In the hallway stood the elderly, the middle-aged, and the young — most in the same light blue T-shirt on which was printed, “I heart Fluoride” with the heart being a red cartoon one.
Over 30 people showed up to the meeting, most of them were wearing, or holding the blue shirts.
The people had come to see Johnny Johnson Jr., DMD, MS, president of the American Fluoridation Society, present to the village board why it should vote to continue to fluoridate the water.
“I’m a parent, a grandparent and a pediatric dentist, and me and my family drink fluoridated water,” he said.
For approximately 20 minutes, he presented to the board, stating that fluoridating water had no adverse effects, that getting rid of fluoride increases the likeliness of cavities, and that the effects of getting rid of fluoride affects the poor the most.
“Poor families are twice as likely to have cavities than those who are not poor,” Mr. Johnson said. “Almost 30 percent of (the Village of Potsdam’s) families are living in poverty — which I’m not telling you something you don’t know. You walk down the street and three out of every 10 families that you see are living in poverty. Those are the ones who get the most cavities.”
“A healthy debate is what’s needed here,” Shelly Lacler, who is against fluoridating the water, said during the public comments section of the meeting.

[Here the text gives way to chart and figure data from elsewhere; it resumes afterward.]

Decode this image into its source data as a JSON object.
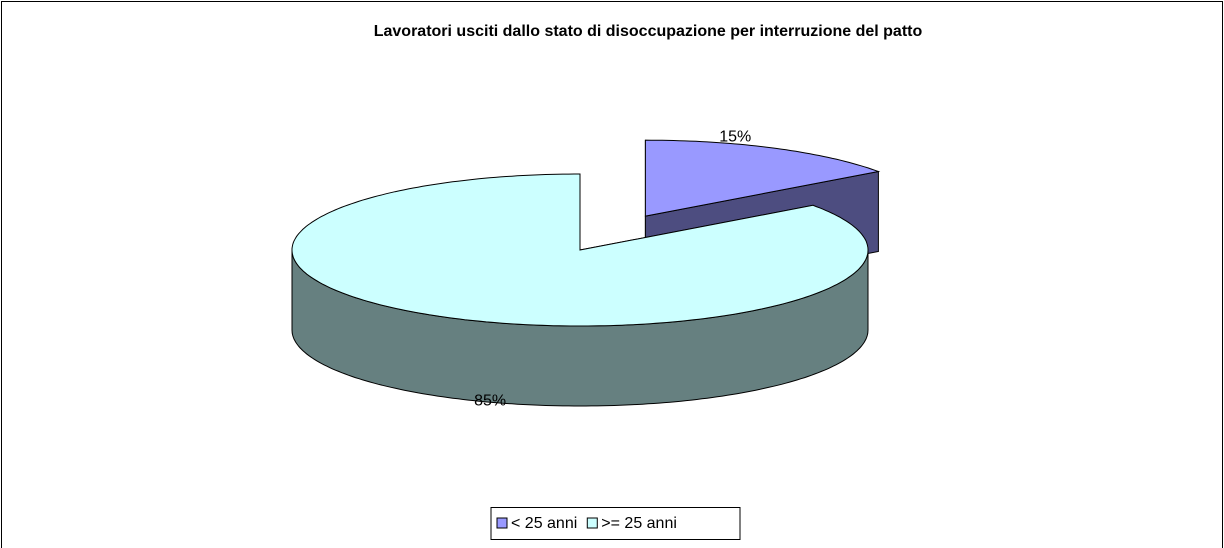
{
  "chart_data": {
    "type": "pie",
    "title": "Lavoratori usciti dallo stato di disoccupazione per interruzione del patto",
    "categories": [
      "< 25 anni",
      ">= 25 anni"
    ],
    "values": [
      15,
      85
    ],
    "value_labels": [
      "15%",
      "85%"
    ],
    "colors": [
      "#9999ff",
      "#ccffff"
    ],
    "legend": "bottom"
  }
}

“The No. 1 killer of people in this country is heart disease. There’s a number of drugs we could add to our water supply. Well, boy, I’m going to demand that that gets added to our water supply because, unlike cavities which, you know, sure, there is occasionally a death behind a cavity and it’s horrible. I wouldn’t want to see it happen. Definitely not. Thank god we have the health clinic in Canton that can help folks like that at 20 dollars a cavity. But, you know we don’t want to add … drugs like that to our water for heart disease when it’s the No. 1 killer of human beings in the United States,” she said.
Brenda J. Healy, an emergency physician at Canton-Potsdam Hospital, spoke of how she often sees patients complaining of tooth-related maladies.
“Not a day goes by that we don’t find one or more patients complaining about their teeth,” she said.
Potsdam resident, Alexandra J. Wilke, had strong words for the village board.
“If you’re unwilling to listen to the council of local, state, national and international medical, scientific and dental experts in favor of minority views that have been soundly discredited as we’ve heard today, what other advice are you willing to ignore?” she asked the village board.
A public hearing on the topic is set for 5 p.m. Sept. 4 in the civic center board room. Village trustees will likely vote on the issue soon after.